Previously, we concluded that one shortcoming of our study with regard to its generalizability is the temporal resolution of the utilized synthetic database, since it is fixed to 10 s. However, Cominola et al. [
16] found that accurate end-use disaggregation is only possible with a temporal resolution of less than a minute. As end-use disaggregation and end-use classification are linked closely (disaggregation, unlike classification, separates overlapping events into the individual end-uses), we infer that a lower temporal resolution would also give less accurate results for end-use classification. For example, an end-use event with a duration shorter than one minute (e.g., faucet or toilet) cannot be described by water consumption data with a lower frequency, i.e., less temporal resolution. Therefore, the choice of the temporal resolution in our dataset is based on the requirement of the use-case, since we are aiming at recognizing all common residential water end-uses. This leads us to our
next implication: The
characteristics of the underlying database should
meet the requirement of the water end-use classification task. An orientation for the estimation of an optimal temporal resolution (i.e., frequency) is given by the Nyquist sampling theorem. It states that a system with uniform sampling can reconstruct a continuous function (i.e., analog signal) adequately, only if the sampling rate is at least two times the maximum frequency of the original signal.
A final recommendation derived from our study is that we should be aware of the “class imbalance” problem for water end-use classification. In common residential households, events like faucet and toilet occur more frequently than bathtub, washing machine or dishwasher. Furthermore, bathtub, washing machine or dishwasher are not always available in each household. Consequently, the water end-use classification problem generally suffers from an imbalanced class distribution, which could result in a lower classification accuracy of ML models. Effective ways to handle it are upsampling of the minority class or downsampling of the majority class. The former can be realized with data augmentation techniques, whilst the latter can be achieved by removing redundant data.

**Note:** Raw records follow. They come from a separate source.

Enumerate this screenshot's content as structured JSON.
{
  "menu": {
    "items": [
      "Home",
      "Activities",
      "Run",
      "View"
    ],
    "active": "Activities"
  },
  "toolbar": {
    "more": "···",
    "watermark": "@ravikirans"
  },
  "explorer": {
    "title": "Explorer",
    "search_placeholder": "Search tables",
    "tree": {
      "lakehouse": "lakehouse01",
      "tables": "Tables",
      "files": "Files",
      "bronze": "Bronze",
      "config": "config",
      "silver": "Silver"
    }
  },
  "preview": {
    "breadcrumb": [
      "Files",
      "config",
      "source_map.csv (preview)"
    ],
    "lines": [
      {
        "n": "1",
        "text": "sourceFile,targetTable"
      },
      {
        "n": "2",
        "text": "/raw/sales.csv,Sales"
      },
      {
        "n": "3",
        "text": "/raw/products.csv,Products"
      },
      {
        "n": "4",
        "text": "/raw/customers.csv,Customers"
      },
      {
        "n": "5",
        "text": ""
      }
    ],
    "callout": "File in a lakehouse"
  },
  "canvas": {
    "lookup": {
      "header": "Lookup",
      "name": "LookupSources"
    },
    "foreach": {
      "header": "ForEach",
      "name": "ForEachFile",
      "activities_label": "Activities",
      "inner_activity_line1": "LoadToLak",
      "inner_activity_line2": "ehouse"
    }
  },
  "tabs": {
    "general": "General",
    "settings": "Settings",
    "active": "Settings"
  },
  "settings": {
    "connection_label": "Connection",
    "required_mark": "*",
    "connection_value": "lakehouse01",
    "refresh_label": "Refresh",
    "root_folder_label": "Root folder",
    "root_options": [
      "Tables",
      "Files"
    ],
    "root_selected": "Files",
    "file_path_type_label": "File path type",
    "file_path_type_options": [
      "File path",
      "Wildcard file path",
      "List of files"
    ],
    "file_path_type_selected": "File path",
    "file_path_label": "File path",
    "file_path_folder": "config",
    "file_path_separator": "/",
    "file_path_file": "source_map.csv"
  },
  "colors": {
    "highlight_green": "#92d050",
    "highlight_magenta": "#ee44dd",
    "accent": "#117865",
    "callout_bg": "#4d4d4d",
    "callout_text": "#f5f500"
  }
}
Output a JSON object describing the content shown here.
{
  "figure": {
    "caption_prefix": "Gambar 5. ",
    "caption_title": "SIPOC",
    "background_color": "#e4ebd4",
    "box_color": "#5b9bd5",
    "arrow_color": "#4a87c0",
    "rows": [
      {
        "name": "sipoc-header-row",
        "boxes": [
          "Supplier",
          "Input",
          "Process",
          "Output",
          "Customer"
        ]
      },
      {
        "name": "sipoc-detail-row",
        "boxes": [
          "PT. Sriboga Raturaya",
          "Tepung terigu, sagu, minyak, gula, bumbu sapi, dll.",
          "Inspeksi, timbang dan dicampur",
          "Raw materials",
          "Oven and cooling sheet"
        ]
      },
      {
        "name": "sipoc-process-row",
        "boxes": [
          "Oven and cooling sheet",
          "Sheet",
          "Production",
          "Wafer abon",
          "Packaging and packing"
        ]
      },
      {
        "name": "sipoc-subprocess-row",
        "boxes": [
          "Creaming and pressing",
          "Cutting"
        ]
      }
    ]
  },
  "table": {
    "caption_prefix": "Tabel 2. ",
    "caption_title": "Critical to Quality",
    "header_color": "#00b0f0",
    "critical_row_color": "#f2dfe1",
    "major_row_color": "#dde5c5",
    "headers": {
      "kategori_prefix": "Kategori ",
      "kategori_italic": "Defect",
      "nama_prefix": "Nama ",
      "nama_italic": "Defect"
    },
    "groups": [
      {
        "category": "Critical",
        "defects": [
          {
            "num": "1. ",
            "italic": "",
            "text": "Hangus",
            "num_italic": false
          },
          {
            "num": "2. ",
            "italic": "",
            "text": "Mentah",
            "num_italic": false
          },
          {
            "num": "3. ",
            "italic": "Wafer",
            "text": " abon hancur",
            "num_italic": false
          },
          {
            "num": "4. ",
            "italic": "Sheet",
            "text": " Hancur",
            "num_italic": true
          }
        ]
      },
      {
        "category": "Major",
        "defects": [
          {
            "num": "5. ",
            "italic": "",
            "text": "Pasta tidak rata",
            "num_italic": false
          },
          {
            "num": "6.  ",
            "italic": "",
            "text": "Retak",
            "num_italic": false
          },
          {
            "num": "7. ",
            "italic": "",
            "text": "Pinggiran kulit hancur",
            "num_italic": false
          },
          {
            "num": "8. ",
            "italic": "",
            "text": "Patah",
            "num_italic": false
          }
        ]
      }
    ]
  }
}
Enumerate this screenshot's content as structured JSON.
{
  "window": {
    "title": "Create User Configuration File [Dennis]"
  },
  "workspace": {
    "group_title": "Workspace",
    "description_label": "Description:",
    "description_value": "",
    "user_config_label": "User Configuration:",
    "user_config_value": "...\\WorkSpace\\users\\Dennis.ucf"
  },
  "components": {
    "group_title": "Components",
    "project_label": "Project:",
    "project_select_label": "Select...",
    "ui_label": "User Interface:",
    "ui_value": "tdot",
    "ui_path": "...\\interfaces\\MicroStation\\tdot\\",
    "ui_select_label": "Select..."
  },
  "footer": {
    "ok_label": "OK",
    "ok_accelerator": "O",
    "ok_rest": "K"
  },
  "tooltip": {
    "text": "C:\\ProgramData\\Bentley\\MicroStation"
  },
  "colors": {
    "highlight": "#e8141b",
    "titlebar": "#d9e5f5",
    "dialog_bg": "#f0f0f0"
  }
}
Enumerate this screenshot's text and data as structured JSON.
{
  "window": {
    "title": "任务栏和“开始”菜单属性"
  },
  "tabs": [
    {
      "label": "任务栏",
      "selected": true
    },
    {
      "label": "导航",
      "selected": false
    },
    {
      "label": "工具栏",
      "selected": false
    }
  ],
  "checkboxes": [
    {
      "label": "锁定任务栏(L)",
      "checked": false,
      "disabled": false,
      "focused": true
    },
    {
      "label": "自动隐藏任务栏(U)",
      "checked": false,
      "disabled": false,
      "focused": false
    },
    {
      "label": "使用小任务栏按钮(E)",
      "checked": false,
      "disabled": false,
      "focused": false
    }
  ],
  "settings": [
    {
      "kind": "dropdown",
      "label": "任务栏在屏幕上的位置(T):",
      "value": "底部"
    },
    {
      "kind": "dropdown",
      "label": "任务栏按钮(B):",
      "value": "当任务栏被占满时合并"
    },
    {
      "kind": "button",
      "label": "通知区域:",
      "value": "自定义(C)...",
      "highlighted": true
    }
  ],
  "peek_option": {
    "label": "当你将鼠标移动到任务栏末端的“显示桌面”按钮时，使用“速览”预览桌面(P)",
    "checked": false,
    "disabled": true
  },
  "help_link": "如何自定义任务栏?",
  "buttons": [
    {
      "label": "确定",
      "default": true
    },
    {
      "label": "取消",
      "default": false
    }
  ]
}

In future work, it would be desirable to test the implemented methods on datasets from other regions of the world. Another promising future direction to improve the accuracy and generalizability of residential water end-use classification would be the systematic exploration and evaluation of hybrid techniques combining supervised and unsupervised methods. Encouraging results of hybrid techniques have already been presented in previous studies [
2,
3,
4], on which comparative experiments could be conducted. Last but not least, we would like to point out the potential of deep neural networks to resolve end-use classification. Recently, deep neural networks have achieved tremendous success in various disciplines, such as medical image processing, computer vision, space or geoscience. Although artificial neural networks have been applied for end-use classification with promising results (refer to [
11,
12,
13,
14]), the networks employed as classifiers still have a shallow structure. Sophisticated neural networks in combination with deep learning techniques may benefit the entire end-use classification process comprising data preprocessing, feature extraction and classification. A potential candidate is the Recurrent Neural Network (RNN), which is well-suited to time series data, since it has the capability to maintain the internal state from time-step to time-step. The training of such a network requires large amounts of annotated water consumption data. The widespread use of smart water meters with high temporal resolution counteracts this challenge.